Mi móvil bailoteó sobre la mesita de noche, al lado del despertador. Las 7.02.
– Dos violaciones, un caso de acoso sexual y otro de exhibicionismo -recitó Lloyd deprisa, excitado.
Me incorporé en la cama, frotándome un ojo con el canto de la mano.
– Tengo un sospechoso para ti-continuó-. Mira tu e-mail, encontrarás algo que parece correo basura, asunto «relojes Rolex auténticos». Imprime sólo los archivos adjuntos. No podrán localizarlos. Después me llamas al laboratorio.
Fui hasta el despacho, abrí los archivos adjuntos e imprimí varias copias. Mientras las ojeaba, marqué el número del laboratorio en mi fenecido teléfono fijo, pero enseguida me cambié al móvil.
– El primer documento -dijo Lloyd- contiene información sobre los ciento cincuenta y tres Volvos con matrícula empezada por siete que según el DMV están registrados en el condado de Los Ángeles.
Examiné la lista, buscando ansiosamente algún nombre que me resultara conocido.
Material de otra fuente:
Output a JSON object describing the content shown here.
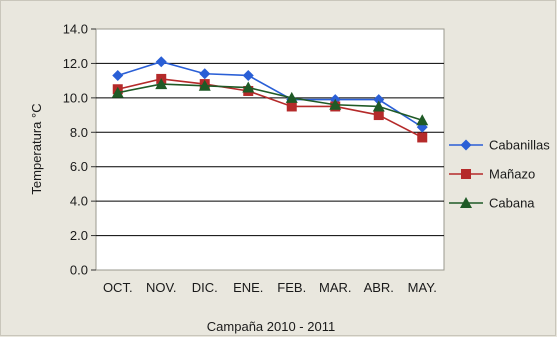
{
  "chart_data": {
    "type": "line",
    "title": "",
    "xlabel": "Campaña 2010 - 2011",
    "ylabel": "Temperatura °C",
    "ylim": [
      0,
      14
    ],
    "yticks": [
      "0.0",
      "2.0",
      "4.0",
      "6.0",
      "8.0",
      "10.0",
      "12.0",
      "14.0"
    ],
    "categories": [
      "OCT.",
      "NOV.",
      "DIC.",
      "ENE.",
      "FEB.",
      "MAR.",
      "ABR.",
      "MAY."
    ],
    "grid": true,
    "legend_position": "right",
    "series": [
      {
        "name": "Cabanillas",
        "marker": "diamond",
        "color": "#2a5fd6",
        "values": [
          11.3,
          12.1,
          11.4,
          11.3,
          9.9,
          9.9,
          9.9,
          8.3
        ]
      },
      {
        "name": "Mañazo",
        "marker": "square",
        "color": "#b52a2a",
        "values": [
          10.5,
          11.1,
          10.8,
          10.4,
          9.5,
          9.5,
          9.0,
          7.7
        ]
      },
      {
        "name": "Cabana",
        "marker": "triangle",
        "color": "#1f5a26",
        "values": [
          10.3,
          10.8,
          10.7,
          10.6,
          10.0,
          9.6,
          9.5,
          8.7
        ]
      }
    ]
  }
}
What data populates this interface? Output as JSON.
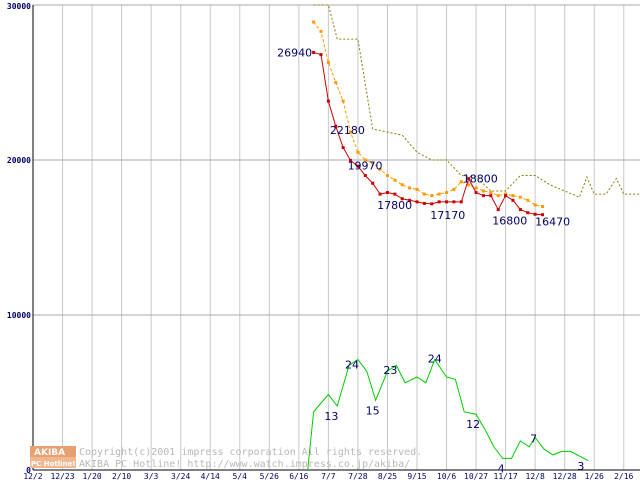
{
  "chart_data": {
    "type": "line",
    "ylim": [
      0,
      30000
    ],
    "y2lim": [
      0,
      40
    ],
    "yticks": [
      "30000",
      "20000",
      "10000",
      "0"
    ],
    "xlabels": [
      "12/2",
      "12/23",
      "1/20",
      "2/10",
      "3/3",
      "3/24",
      "4/14",
      "5/4",
      "5/26",
      "6/16",
      "7/7",
      "7/28",
      "8/25",
      "9/15",
      "10/6",
      "10/27",
      "11/17",
      "12/8",
      "12/28",
      "1/26",
      "2/16"
    ],
    "grid": true,
    "legend": "none",
    "series": [
      {
        "id": "price-max",
        "color": "#808000",
        "style": "dotted",
        "markers": false,
        "points": [
          [
            9.5,
            30000
          ],
          [
            10,
            30000
          ],
          [
            10.3,
            27800
          ],
          [
            11,
            27800
          ],
          [
            11.5,
            22000
          ],
          [
            12,
            21800
          ],
          [
            12.5,
            21600
          ],
          [
            13,
            20500
          ],
          [
            13.5,
            20000
          ],
          [
            14,
            20000
          ],
          [
            14.5,
            19000
          ],
          [
            15,
            18900
          ],
          [
            15.5,
            18000
          ],
          [
            16,
            18000
          ],
          [
            16.5,
            19000
          ],
          [
            17,
            19000
          ],
          [
            17.5,
            18400
          ],
          [
            18,
            18000
          ],
          [
            18.5,
            17600
          ],
          [
            18.75,
            18900
          ],
          [
            19,
            17800
          ],
          [
            19.4,
            17800
          ],
          [
            19.75,
            18800
          ],
          [
            20,
            17800
          ],
          [
            21,
            17800
          ]
        ]
      },
      {
        "id": "price-avg",
        "color": "#ff9900",
        "style": "dashed",
        "markers": true,
        "points": [
          [
            9.5,
            28900
          ],
          [
            9.75,
            28300
          ],
          [
            10,
            26300
          ],
          [
            10.25,
            25000
          ],
          [
            10.5,
            23800
          ],
          [
            10.75,
            21800
          ],
          [
            11,
            20500
          ],
          [
            11.25,
            20000
          ],
          [
            11.5,
            19800
          ],
          [
            11.75,
            19400
          ],
          [
            12,
            19000
          ],
          [
            12.25,
            18700
          ],
          [
            12.5,
            18400
          ],
          [
            12.75,
            18200
          ],
          [
            13,
            18100
          ],
          [
            13.25,
            17800
          ],
          [
            13.5,
            17700
          ],
          [
            13.75,
            17800
          ],
          [
            14,
            17900
          ],
          [
            14.25,
            18100
          ],
          [
            14.5,
            18600
          ],
          [
            14.75,
            18400
          ],
          [
            15,
            18200
          ],
          [
            15.25,
            18000
          ],
          [
            15.5,
            17900
          ],
          [
            15.75,
            17700
          ],
          [
            16,
            17800
          ],
          [
            16.25,
            17700
          ],
          [
            16.5,
            17600
          ],
          [
            16.75,
            17400
          ],
          [
            17,
            17100
          ],
          [
            17.25,
            17000
          ]
        ]
      },
      {
        "id": "price-min",
        "color": "#cc0000",
        "style": "solid",
        "markers": true,
        "points": [
          [
            9.5,
            26940
          ],
          [
            9.75,
            26800
          ],
          [
            10,
            23800
          ],
          [
            10.25,
            22180
          ],
          [
            10.5,
            20800
          ],
          [
            10.75,
            19970
          ],
          [
            11,
            19600
          ],
          [
            11.25,
            19000
          ],
          [
            11.5,
            18500
          ],
          [
            11.75,
            17800
          ],
          [
            12,
            17900
          ],
          [
            12.25,
            17800
          ],
          [
            12.5,
            17500
          ],
          [
            12.75,
            17400
          ],
          [
            13,
            17300
          ],
          [
            13.25,
            17200
          ],
          [
            13.5,
            17170
          ],
          [
            13.75,
            17300
          ],
          [
            14,
            17300
          ],
          [
            14.25,
            17300
          ],
          [
            14.5,
            17300
          ],
          [
            14.75,
            18800
          ],
          [
            15,
            17900
          ],
          [
            15.25,
            17700
          ],
          [
            15.5,
            17700
          ],
          [
            15.75,
            16800
          ],
          [
            16,
            17700
          ],
          [
            16.25,
            17400
          ],
          [
            16.5,
            16800
          ],
          [
            16.75,
            16600
          ],
          [
            17,
            16500
          ],
          [
            17.25,
            16470
          ]
        ]
      },
      {
        "id": "shop-count",
        "color": "#00cc00",
        "style": "solid",
        "markers": false,
        "axis": "right",
        "points": [
          [
            9.3,
            0
          ],
          [
            9.5,
            5
          ],
          [
            10,
            6.5
          ],
          [
            10.3,
            5.5
          ],
          [
            10.7,
            9
          ],
          [
            11,
            9.5
          ],
          [
            11.3,
            8.5
          ],
          [
            11.6,
            6
          ],
          [
            12,
            8.5
          ],
          [
            12.3,
            9
          ],
          [
            12.6,
            7.5
          ],
          [
            13,
            8
          ],
          [
            13.3,
            7.5
          ],
          [
            13.6,
            9.5
          ],
          [
            14,
            8
          ],
          [
            14.3,
            7.8
          ],
          [
            14.6,
            5
          ],
          [
            15,
            4.8
          ],
          [
            15.3,
            3.5
          ],
          [
            15.6,
            2
          ],
          [
            15.9,
            1
          ],
          [
            16.2,
            1
          ],
          [
            16.5,
            2.5
          ],
          [
            16.8,
            2
          ],
          [
            17,
            2.8
          ],
          [
            17.3,
            1.8
          ],
          [
            17.6,
            1.3
          ],
          [
            17.9,
            1.6
          ],
          [
            18.2,
            1.6
          ],
          [
            18.5,
            1.2
          ],
          [
            18.8,
            0.8
          ]
        ]
      }
    ],
    "data_labels": [
      {
        "text": "26940",
        "x": 9.45,
        "y": 26940,
        "anchor": "end",
        "dy": 4
      },
      {
        "text": "22180",
        "x": 10.05,
        "y": 22180,
        "anchor": "start",
        "dy": 8
      },
      {
        "text": "19970",
        "x": 10.65,
        "y": 19970,
        "anchor": "start",
        "dy": 9
      },
      {
        "text": "17800",
        "x": 11.65,
        "y": 17800,
        "anchor": "start",
        "dy": 15
      },
      {
        "text": "17170",
        "x": 13.45,
        "y": 17170,
        "anchor": "start",
        "dy": 15
      },
      {
        "text": "18800",
        "x": 14.55,
        "y": 18800,
        "anchor": "start",
        "dy": 4
      },
      {
        "text": "16800",
        "x": 15.55,
        "y": 16800,
        "anchor": "start",
        "dy": 15
      },
      {
        "text": "16470",
        "x": 17.0,
        "y": 16470,
        "anchor": "start",
        "dy": 11
      }
    ],
    "count_labels": [
      {
        "text": "13",
        "x": 10.1,
        "y": 5.5,
        "dy": 14
      },
      {
        "text": "24",
        "x": 10.8,
        "y": 9,
        "dy": 3
      },
      {
        "text": "15",
        "x": 11.5,
        "y": 6,
        "dy": 14
      },
      {
        "text": "23",
        "x": 12.1,
        "y": 8.5,
        "dy": 3
      },
      {
        "text": "24",
        "x": 13.6,
        "y": 9.5,
        "dy": 3
      },
      {
        "text": "12",
        "x": 14.9,
        "y": 4.8,
        "dy": 14
      },
      {
        "text": "4",
        "x": 15.85,
        "y": 1,
        "dy": 14
      },
      {
        "text": "7",
        "x": 16.95,
        "y": 2.8,
        "dy": 5
      },
      {
        "text": "3",
        "x": 18.55,
        "y": 1.2,
        "dy": 14
      }
    ]
  },
  "footer": {
    "logo_top": "AKIBA",
    "logo_bottom": "PC Hotline!",
    "copyright": "Copyright(c)2001 impress corporation All rights reserved.",
    "site": "AKIBA PC Hotline! http://www.watch.impress.co.jp/akiba/"
  }
}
El pulso se me había acelerado. ¿Alguna de esas personas había intentado mandarme a la cárcel por un asesinato que no cometí? ¿Alguna de ellas había hundido el cuchillo en Genevieve más arriba de su ombligo?
– Pasa al siguiente documento -dijo Lloyd-. Son fotos y fichas policiales de los cinco individuos de la primera lista con antecedentes penales.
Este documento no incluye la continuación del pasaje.